Other industry groups — including some utilities, the U.S. Chamber of Commerce and the National Association of Manufacturers — have pushed the administration for a dramatically scaled-back version of the Obama-era rule. A replacement is needed to give their industries certainty, they argue.

I "certainly expect that they will do a replacement rule even though they’ve left open the possibility that they might not," Holmstead said.

Capitol Hill

Congressional Democrats have made it clear they’re no fans of Pruitt’s climate rollbacks, but their hands are largely tied by their minority status.

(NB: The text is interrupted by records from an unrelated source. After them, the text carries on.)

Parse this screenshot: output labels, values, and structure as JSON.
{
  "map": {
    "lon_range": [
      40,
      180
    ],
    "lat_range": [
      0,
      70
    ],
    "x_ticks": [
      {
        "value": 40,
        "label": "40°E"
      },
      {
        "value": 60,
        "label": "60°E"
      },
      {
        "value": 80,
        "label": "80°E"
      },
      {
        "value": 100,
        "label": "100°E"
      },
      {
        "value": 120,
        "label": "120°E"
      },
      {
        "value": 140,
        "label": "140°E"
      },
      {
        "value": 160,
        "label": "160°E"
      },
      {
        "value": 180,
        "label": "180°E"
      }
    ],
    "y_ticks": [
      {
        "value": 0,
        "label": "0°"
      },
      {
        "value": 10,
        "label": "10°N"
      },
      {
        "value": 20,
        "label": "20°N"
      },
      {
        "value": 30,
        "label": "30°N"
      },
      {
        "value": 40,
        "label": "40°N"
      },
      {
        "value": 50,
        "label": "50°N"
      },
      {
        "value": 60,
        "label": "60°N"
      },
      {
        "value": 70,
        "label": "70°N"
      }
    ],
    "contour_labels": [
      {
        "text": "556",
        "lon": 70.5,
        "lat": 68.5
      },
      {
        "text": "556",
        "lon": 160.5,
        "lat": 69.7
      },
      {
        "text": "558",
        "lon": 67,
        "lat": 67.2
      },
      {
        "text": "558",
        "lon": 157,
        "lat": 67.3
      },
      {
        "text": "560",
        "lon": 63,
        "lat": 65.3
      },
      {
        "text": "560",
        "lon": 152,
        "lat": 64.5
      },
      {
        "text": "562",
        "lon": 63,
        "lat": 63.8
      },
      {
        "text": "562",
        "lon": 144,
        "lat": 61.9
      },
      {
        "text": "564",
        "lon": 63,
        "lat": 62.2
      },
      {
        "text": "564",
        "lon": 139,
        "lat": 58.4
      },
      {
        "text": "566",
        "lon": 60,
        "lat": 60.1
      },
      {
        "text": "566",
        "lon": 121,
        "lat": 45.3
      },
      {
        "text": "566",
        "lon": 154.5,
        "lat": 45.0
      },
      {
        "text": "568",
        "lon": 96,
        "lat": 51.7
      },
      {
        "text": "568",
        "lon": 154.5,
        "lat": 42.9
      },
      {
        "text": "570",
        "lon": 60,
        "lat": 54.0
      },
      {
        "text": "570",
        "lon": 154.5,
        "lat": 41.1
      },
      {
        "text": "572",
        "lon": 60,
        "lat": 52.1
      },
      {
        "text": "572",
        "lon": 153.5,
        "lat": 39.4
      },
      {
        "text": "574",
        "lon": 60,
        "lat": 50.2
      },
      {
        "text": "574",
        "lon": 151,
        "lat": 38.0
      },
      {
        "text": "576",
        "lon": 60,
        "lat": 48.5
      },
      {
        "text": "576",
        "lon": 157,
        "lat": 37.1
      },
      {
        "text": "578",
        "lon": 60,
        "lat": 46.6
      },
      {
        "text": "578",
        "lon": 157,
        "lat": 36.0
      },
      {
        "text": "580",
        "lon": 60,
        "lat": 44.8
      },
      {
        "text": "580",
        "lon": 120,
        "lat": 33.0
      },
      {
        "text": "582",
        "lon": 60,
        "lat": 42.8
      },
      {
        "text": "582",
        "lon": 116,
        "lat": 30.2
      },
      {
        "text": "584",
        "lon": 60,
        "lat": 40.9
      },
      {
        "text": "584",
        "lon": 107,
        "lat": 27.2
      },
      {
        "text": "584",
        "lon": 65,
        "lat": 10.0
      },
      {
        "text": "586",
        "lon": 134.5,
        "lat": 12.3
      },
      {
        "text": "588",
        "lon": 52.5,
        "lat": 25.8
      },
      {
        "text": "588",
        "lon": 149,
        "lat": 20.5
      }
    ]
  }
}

"There’s very little if anything they can do at this point in time," said Jim Manley, former spokesman for then-Senate Majority Leader Harry Reid (D-Nev.).

He added, "If you look back at the last nine years, I think Democrats have become very aggressive about working with individual states to push back on the regulatory front, and I expect that to be the case here as well with plenty of pro-environment Democrats trying to elevate the issue to the extent possible."

Democrats may be able to play defense against broader attempts to change clean air laws, said David Doniger, a climate attorney at the Natural Resources Defense Council.

"The single most important thing they can do is prevent changes in the Clean Air Act," he said. "Republicans can’t pass legislation to deny climate science or to revoke the obligations to deal with climate. … The Clean Air Act will outlast this administration."

Senate Republicans, meanwhile, have applauded the rollback of the Clean Power Plan. Pruitt opted to appear alongside Majority Leader Mitch McConnell (R-Ky.) in Kentucky yesterday to announce that the formal repeal was coming.

"For years, the Obama administration waged a war on coal and issued heavy-handed regulations to pick winners and losers among energy industries," Sen. Shelley Moore Capito (R-W.Va.) said in a statement. "It’s refreshing to see how committed the Trump administration is to pursuing a true all-of-the-above energy policy, and Administrator Pruitt’s announcement is another sign that America’s energy strategy is headed in the right direction."

Public opinion

Supporters of the Clean Power Plan are also hoping to make some gains with messaging campaigns.

"There’s a battle in the court of public opinion and also in the legal courts," Doniger said.

He and others are pointing to the huge health benefits that EPA estimated the Clean Power Plan would bring. The Trump administration appears poised to argue that many of those benefits were wrongly counted.

Some early talking points by environmentalists accuse the Trump administration of allowing premature deaths by rescinding the rule.

"With this news, Donald Trump and Scott Pruitt will go down in infamy for launching one of the most egregious attacks ever on public health, our climate, and the safety of every community in the United States," Sierra Club Executive Director Michael Brune said in a statement yesterday. "The damage caused by Trump’s willful ignorance will now have myriads of human faces, because he’s proposing to throw out a plan that would prevent thousands of premature deaths and tens of thousands of childhood asthma attacks every year."

Conservatives, meanwhile, are arguing that the rule is helping workers and the economy.

West Virginia Attorney General Patrick Morrisey (R) — who’s running for Senate in the Mountain State — led states in a lawsuit against the regulation.

"I was humbled to have led the state-based coalition that defeated the Power Plan in court through an unprecedented stay at the Supreme Court and am excited that the Trump Administration is taking the final step to kill this terrible, job-killing regulation," he said in a statement yesterday. "I believe these actions will help lead to a rebound for coal and will make lives better for coal miners and their families."